Robinson boarded his plane and no arrests were made.
But Hall was inspired by Robinson's offer of support. At the next NAACP meeting, the pastor discussed a need for action. The idea for a march spread to the statewide NAACP meeting a few weeks later and the date was set.
On the day of the protest, groups from around the state gathered at Springfield. Ruby Hurley, the Southeast region director of the NAACP, came up from Atlanta to participate.
Around 1 p.m., the people rallied, and they traveled in cars in the direction of the airport. The plan was to park on 291, where today the Krispy Kreme stands, and to march the mile-long route to the airport together.
A light rain fell that day, maybe some snow, Hall can't quite recall. He was worried, because there had been a rumor that some might try to cause trouble for the marchers, but it went off without incident.
Of this, Hall is certain, the organizers wanted to read their statement of purpose. When the marchers arrived, Hall recalled he and several other pastors went inside the airport terminal. He said the Rev. Matthew McCullough from Orangeburg read a five-point resolution.
The fifth point read: "Be it resolved: that with faith in this nation and its God we shall not relent, we shall not rest, we shall not compromise, we shall not be satisfied until every vestige of racial discrimination and segregation has been eliminated from all aspects of our public life."
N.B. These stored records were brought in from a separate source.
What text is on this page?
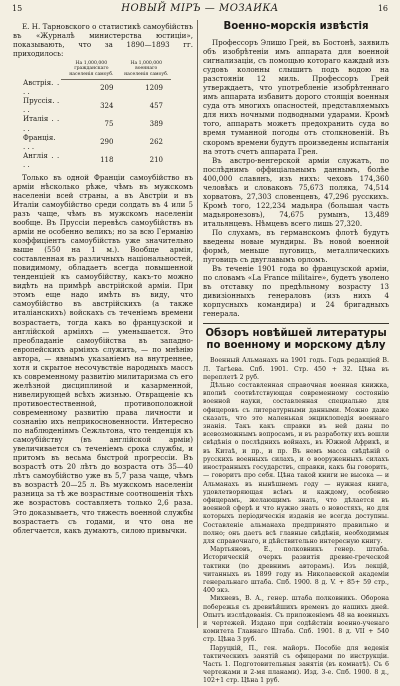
15	НОВЫЙ МІРЪ — МОЗАИКА	16

Е. Н. Тарновского о статистикѣ самоубійствъ въ «Журналѣ министерства юстиціи», показывають, что за 1890—1893 гг. приходилось:

	На 1,000,000 гражданскаго населенія самоуб.	На 1,000,000 военнаго населенія самоуб.
Австрія. . . .	209	1209
Пруссія. . . .	324	457
Италія . . . .	75	389
Франція. . . .	290	262
Англія . . . .	118	210

Только въ одной Франціи самоубійство въ арміи нѣсколько рѣже, чѣмъ въ мужскомъ населеніи всей страны, а въ Австріи и въ Италіи самоубійство среди солдать въ 4 или 5 разъ чаще, чѣмъ въ мужскомъ населеніи вообще. Въ Пруссіи перевѣсъ самоубійствъ въ арміи не особенно великъ; но за всю Германію коэффиціентъ самоубійствъ уже значительно выше (550 на 1 м.). Вообще армія, составленная въ различныхъ національностей, повидимому, обладаетъ всегда повышенной тенденціей къ самоубійству, какъ-то можно видѣть на примѣрѣ австрійской арміи. При этомъ еще надо имѣть въ виду, что самоубійство въ австрійскихъ (а также италіанскихъ) войскахъ съ теченіемъ времени возрастаетъ, тогда какъ во французской и англійской арміяхъ — уменьшается. Это преобладаніе самоубійства въ западно-европейскихъ арміяхъ служить, — по мнѣнію автора, — явнымъ указаніемъ на внутреннее, хотя и скрытое несочувствіе народныхъ массъ къ современному развитію милитаризма съ его желѣзной дисциплиной и казарменной, нивелирующей всѣхъ жизнью. Отвращеніе къ противоестественной, противоположной современному развитію права личности и сознанію ихъ неприкосновенности. Интересно по наблюденіямъ Сежльтона, что тенденція къ самоубійству (въ англійской арміи) увеличивается съ теченіемъ срока службы, и притомъ въ весьма быстрой прогрессіи. Въ возрастѣ отъ 20 лѣтъ до возраста отъ 35—40 лѣтъ самоубійство уже въ 5,7 раза чаще, чѣмъ въ возрастѣ 20—25 л. Въ мужскомъ населеніи разница за тѣ же возрастные соотношенія тѣхъ же возрастовъ составляетъ только 2,6 раза. Это доказываетъ, что тяжесть военной службы возрастаетъ съ годами, и что она не облегчается, какъ думаютъ, силою привычки.

Военно-морскія извѣстія

Профессоръ Элишо Грей, въ Бостонѣ, заявилъ объ изобрѣтеніи имъ аппарата для военной сигнализаціи, съ помощью котораго каждый изъ судовъ колонны слышитъ подъ водою на разстояніи 12 миль. Профессоръ Грей утверждаетъ, что употребленіе изобрѣтеннаго имъ аппарата избавитъ дорого стоящія военныя суда отъ многихъ опасностей, представляемыхъ для нихъ ночными подводными ударами. Кромѣ того, аппаратъ можетъ предохранить суда во время туманной погоды отъ столкновеній. Въ скоромъ времени будутъ произведены испытанія на этотъ счетъ аппарата Грея.

Въ австро-венгерской арміи служатъ, по послѣднимъ оффиціальнымъ даннымъ, болѣе 400,000 славянъ, изъ нихъ: чеховъ 174,360 человѣкъ и словаковъ 75,673 поляка, 74,514 хорватовъ, 27,303 словенцевъ, 47,296 русскихъ. Кромѣ того, 122,234 мадьяра (большая часть мадьяронезовъ), 74,675 румынъ, 13,489 итальянцевъ. Нѣмцевъ всего лишь 27,320.

По слухамъ, въ германскомъ флотѣ будутъ введены новые мундиры. Въ новой военной формѣ, меньше пуговицъ, металлическихъ пуговицъ съ двуглавымъ орломъ.

Въ теченіе 1901 года во французской арміи, по словамъ «La France militaire», будетъ уволено въ отставку по предѣльному возрасту 13 дивизіонныхъ генераловъ (изъ нихъ 4 корпусныхъ командира) и 24 бригадныхъ генерала.

Обзоръ новѣйшей литературы по военному и морскому дѣлу

Военный Альманахъ на 1901 годъ. Годъ редакціей В. Л. Тагѣева. Спб. 1901. Стр. 450 + 32. Цѣна въ переплетѣ 2 руб.

Дѣльно составленная справочная военная книжка, вполнѣ соотвѣтствующая современному состоянію военной науки, составленная специально для офицеровъ съ литературными данными. Можно даже сказать, что это маленькая энциклопедія военнаго знанія. Такъ какъ справки въ ней даны по всевозможнымъ вопросамъ, и въ разработку ихъ вошли свѣдѣнія о послѣднихъ войнахъ, въ Южной Африкѣ, и въ Китаѣ, и пр., и пр. Въ немъ масса свѣдѣній о русскихъ военныхъ силахъ, и о вооруженныхъ силахъ иностранныхъ государствъ, справки, какъ бы говорить, — говоритъ про себя. Цѣна такой книги не высока — и Альманахъ въ нынѣшнемъ году — нужная книга, удовлетворяющая всѣмъ и каждому, особенно офицерамъ, желающимъ знать, что дѣлается въ военной сферѣ и что нужно знать о новостяхъ, но для которыхъ періодическія изданія не всегда доступны. Составленіе альманаха предпринято правильно и полно; онъ даетъ всѣ главные свѣдѣнія, необходимыя для справочнаго, и дѣйствительно интересную книгу.

Мартьяновъ, Е., полковникъ генер. штаба. Историческій очеркъ развитія древне-греческой тактики (по древнимъ авторамъ). Изъ лекцій, читанныхъ въ 1899 году въ Николаевской академіи генеральнаго штаба. Спб. 1900. 8 д. V. + 85+ 59 стр., 400 экз.

Михневъ, В. А., генер. штаба полковникъ. Оборона побережья съ древнѣйшихъ временъ до нашихъ дней. Опытъ изслѣдованія. Съ приложеніемъ 48 на военныхъ и чертежей. Издано при содѣйствіи военно-ученаго комитета Главнаго Штаба. Спб. 1901. 8 д. VII + 540 стр. Цѣна 3 руб.

Паруцкій, П., ген. майоръ. Пособіе для веденія тактическихъ занятій съ офицерами по инструкціи. Часть 1. Подготовительныя занятія (въ комнатѣ). Съ 6 чертежами и 2-мя планами). Изд. 3-е. Спб. 1900. 8 д., 102+1 стр. Цѣна 1 руб.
Then the Rev. I. DeQuincey Newman led a prayer, said Hall, and Hall read a statement of purpose.
"We wanted to make it absolutely clear we are marching not just for exercise nor just to be in the news," Hall said. "We are marching for a purpose and the purpose is the mistreatment and ill-treatment and the disrespect."
In the months that followed the march on the airport, Greenville changed. The youth movement gained momentum, thrusting figures like Dorris Wright, Leola Simpson-Robinson and Jesse Jackson to the fore.
There were attempts to integrate the library that spring, and in July, eight students staged a sit-in and were arrested.
The sit-ins began at the lunch counters at Woolworth's and Kress Drugstore, and then moved to the churches. Gibson remembers one pray-in at an all-white church.
"The question was asked by Leola, 'How do you know that God has not sent us to this church this morning?'" she recalled. "And the deacon was so shocked they let them in."
Sixty-six years have passed since Jackie Robinson broke the color barrier, 54 years have passed since he spoke in Greenville, yet his legacy remains.
Would Greenville have pushed forward without Robinson? Absolutely, said Hall, "there was a movement forming all around the South."
What astounds Hall still to this day, though, is "South Carolina was the first to secede from the union, and yet when we start talking about civil rights and the integration movement, South Carolina was the first, with demonstrations in Greenville."